Lesson 7 - Make the Sauce

I recently traveled to Puyallup to spend two days with my 13-year-old niece. She is struggling a bit, needed a friend, and wanted me to teach her how to crochet. It was a wonderful time with family. While I was there, I observed components of my sister’s strong marriage. My brother-in-law is Italian, and they like to make pasta sauce from scratch. For years I have heard rave reviews about the sauce, but I hadn’t been to a meal where it had been served. Since I was there, my sister thought it would be nice for me to try Vince’s sauce. She says she knows how to make it, but everyone thinks Vince’s is more authentic. About 3:30 on the day of my arrival, we were headed out to get yarn for my niece. Before we left, my sister set out all the ingredients and equipment needed to make the sauce so that it would be easier for Vince to make when he got home from work. I could tell this was a normal routine for her; she wasn’t bothered by it at all.

Microculture in Families - Filling our Emotional Bank Account

They have created a microculture in their family which strengthens each member. In Gottman’s book, Seven Principles for Making Marriage Work, he states that these microcultures “have their customs (like Sunday dinner out), rituals (like a champagne toast after the birth of each baby), and myths – the stories that couples tell themselves (whether true, false, or embellished).” (Page 261) The above example includes all the elements of a microculture:

                Custom – Italian food with homemade sauce
                Ritual – Vince makes the sauce for the family
                Myth – Vince learned to make sauce from his mom and it is better than Janet’s

We enjoyed a wonderful dinner and afterward, her three children worked together to clean the kitchen. When I complimented my niece on how well they did getting the kitchen cleaned without being asked, she remarked that they knew the expectations and so they might as well just get it done. By having clear expectations, their family runs very well. The kitchen was quickly cleaned, and we were able to spend an enjoyable evening together. Interestingly, we didn’t do everything together that evening, but we were in the same room sharing in each other’s presence.

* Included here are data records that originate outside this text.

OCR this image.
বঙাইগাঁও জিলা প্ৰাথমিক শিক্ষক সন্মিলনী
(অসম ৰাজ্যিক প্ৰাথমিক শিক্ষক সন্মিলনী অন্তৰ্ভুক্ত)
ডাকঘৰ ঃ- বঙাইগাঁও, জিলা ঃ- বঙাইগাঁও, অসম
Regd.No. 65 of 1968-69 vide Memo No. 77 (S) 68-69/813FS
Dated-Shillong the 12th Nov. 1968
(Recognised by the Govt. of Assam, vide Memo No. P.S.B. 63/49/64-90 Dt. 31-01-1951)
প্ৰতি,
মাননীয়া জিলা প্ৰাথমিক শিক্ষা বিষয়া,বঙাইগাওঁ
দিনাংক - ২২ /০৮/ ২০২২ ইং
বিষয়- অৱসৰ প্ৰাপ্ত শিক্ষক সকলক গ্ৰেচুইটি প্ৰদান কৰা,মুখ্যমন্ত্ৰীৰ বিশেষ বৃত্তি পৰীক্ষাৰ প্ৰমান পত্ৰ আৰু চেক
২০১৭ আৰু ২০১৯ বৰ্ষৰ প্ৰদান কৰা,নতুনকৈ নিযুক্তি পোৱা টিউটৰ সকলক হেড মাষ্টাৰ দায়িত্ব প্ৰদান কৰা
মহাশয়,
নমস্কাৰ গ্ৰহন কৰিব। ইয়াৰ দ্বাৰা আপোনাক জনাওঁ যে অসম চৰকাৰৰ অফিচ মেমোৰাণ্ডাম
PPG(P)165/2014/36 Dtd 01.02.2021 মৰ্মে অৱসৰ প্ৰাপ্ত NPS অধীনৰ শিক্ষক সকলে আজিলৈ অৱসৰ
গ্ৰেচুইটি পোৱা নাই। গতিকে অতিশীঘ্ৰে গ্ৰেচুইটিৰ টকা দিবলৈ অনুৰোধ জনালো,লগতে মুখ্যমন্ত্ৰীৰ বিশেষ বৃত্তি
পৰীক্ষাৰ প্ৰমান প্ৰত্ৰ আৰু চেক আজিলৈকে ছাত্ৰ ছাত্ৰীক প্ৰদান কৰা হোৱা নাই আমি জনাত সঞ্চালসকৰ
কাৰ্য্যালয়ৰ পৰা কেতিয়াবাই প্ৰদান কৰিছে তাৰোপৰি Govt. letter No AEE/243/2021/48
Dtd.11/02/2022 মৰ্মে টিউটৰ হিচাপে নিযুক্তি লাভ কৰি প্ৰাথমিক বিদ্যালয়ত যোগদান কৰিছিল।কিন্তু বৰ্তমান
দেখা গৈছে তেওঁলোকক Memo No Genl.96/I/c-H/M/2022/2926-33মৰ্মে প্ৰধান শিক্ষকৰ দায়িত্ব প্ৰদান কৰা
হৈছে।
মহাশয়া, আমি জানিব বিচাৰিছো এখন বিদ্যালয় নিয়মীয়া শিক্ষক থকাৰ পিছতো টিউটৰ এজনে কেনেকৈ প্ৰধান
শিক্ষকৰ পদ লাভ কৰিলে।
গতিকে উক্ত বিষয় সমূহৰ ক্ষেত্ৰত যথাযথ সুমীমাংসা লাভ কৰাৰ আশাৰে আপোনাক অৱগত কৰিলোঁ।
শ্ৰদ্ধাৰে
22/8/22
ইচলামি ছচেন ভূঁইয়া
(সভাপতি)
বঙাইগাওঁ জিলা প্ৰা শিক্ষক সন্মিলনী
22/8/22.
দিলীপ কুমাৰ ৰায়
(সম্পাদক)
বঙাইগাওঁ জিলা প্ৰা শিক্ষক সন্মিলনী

My sister and her husband have learned to turn toward each other in the little things and, therefore, are there for each other in the big things. Regarding those who are there for each other during minor events, Gottman states, “you have built up a hefty emotional bank account that should support you over any rough patches in your marriage (and keep many at bay).” (page 91) Janet and Vince personify what Gottman teaches – they have had their share of big challenges and have weathered them well. As we all work to strengthen our marriages, we can look around us to see what we can learn from other couples. If we choose wisely, their examples can help us know how to improve our own marriages.